FXを勉強する教材費やセミナー参加費なども“必要経費”に

 「雑所得等」として課税対象となるのは、前年1月1日のマーケットオープンから12月31日のマーケットクローズまでに確定した「為替差益」「スワップポイントの利益」の2つだ。未決済のポジション(購入後保持している取引)における含み益、またそのポジションにおけるスワップポイントの含み益は課税対象とならない。

 なお、FXについて勉強するために購入した書籍代やセミナーの参加費、FXをするために購入したパソコンやモニターなどが必要経費として認められる可能性もある。念のため、そうした経費の領収書は保管しておくようにしよう。ただし、税務署によって解釈が違うことがあるので、必ず所管の税務署に相談してほしい。
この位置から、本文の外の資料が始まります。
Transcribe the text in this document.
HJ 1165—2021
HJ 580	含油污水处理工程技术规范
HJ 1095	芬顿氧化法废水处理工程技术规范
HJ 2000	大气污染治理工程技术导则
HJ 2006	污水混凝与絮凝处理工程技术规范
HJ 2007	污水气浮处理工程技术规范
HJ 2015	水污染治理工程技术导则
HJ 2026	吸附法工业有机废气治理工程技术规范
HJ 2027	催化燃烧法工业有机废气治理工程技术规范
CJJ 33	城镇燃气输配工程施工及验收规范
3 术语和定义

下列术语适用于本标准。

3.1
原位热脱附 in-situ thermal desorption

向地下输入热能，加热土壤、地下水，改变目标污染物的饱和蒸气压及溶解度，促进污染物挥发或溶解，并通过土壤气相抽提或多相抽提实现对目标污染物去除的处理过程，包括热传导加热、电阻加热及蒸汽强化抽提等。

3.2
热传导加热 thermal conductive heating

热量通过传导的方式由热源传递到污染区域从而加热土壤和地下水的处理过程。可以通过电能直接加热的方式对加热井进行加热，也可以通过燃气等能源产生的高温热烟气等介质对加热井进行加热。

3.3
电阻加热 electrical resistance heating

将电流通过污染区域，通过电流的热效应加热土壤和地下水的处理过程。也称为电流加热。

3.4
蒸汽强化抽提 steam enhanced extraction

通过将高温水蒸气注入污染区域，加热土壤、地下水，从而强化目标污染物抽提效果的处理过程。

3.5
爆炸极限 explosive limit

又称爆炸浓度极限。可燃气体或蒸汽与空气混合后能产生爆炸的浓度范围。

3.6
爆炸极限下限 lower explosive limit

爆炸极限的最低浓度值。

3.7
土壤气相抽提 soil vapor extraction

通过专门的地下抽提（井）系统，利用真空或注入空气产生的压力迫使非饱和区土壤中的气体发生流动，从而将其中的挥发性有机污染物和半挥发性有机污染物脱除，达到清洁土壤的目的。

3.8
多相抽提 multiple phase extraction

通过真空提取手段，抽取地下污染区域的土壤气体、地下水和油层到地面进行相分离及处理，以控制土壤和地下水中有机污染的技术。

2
損失繰越控除の適用を! “トータルで損失”の場合も確定申告を

 利益と損失とを通算したら、損失のほうが多かった場合、つまりトータルで赤字だった場合も、確定申告しておくことをおすすめする。これは、翌年以後3年にわたって損失を繰り越し、雑所得から控除できる「損失繰越控除」の適用を受けられるからだ。

 たとえば、昨年100万円の損失があった場合、今年、損失を申告しておくと、来年以降3年間にわたって、その年の利益から損失分を控除することが可能となる(図参照)。

【1年目・利益30万円
繰り越した損失と相殺され、課税額は0円。残り70万円の損失が2年目に繰り越し。

【2年目・利益40万円
繰り越した損失と相殺され、課税額は0円。残り30万円の損失が3年目に繰り越し。

【3年目・利益25万円
繰り越した損失と相殺され、課税額は0円。5万円残るが繰り越しは終了。
 繰り返しになるが、この控除適用を受けるには、損失の出た年に確定申告をしておく必要があり、その後も毎年申告が必須。利益が出ていないからといって何もしないと、翌年以降の控除が受けられなくなってしまう。「来年は絶対に利益が出るはずだ!」と思いたくなる気持ちもわかるが、手続きだけはきちんとしておこう。

 当然のことだが、万一申告し忘れて納税しなかったら、脱税ということになる。サラリーマンは確定申告に慣れていないのでついうっかり……ということがあるかもしれない。そのうえ税制はなかなか複雑でわかりにくい面もあるので、疑問点がある場合は決して素人判断せず、税理士などの専門家に相談してほしい。

※平成26年分の確定申告は、平成27年2月16日(月)から3月16日(月)まで。忘れず早めに、申告・納税を済ませよう。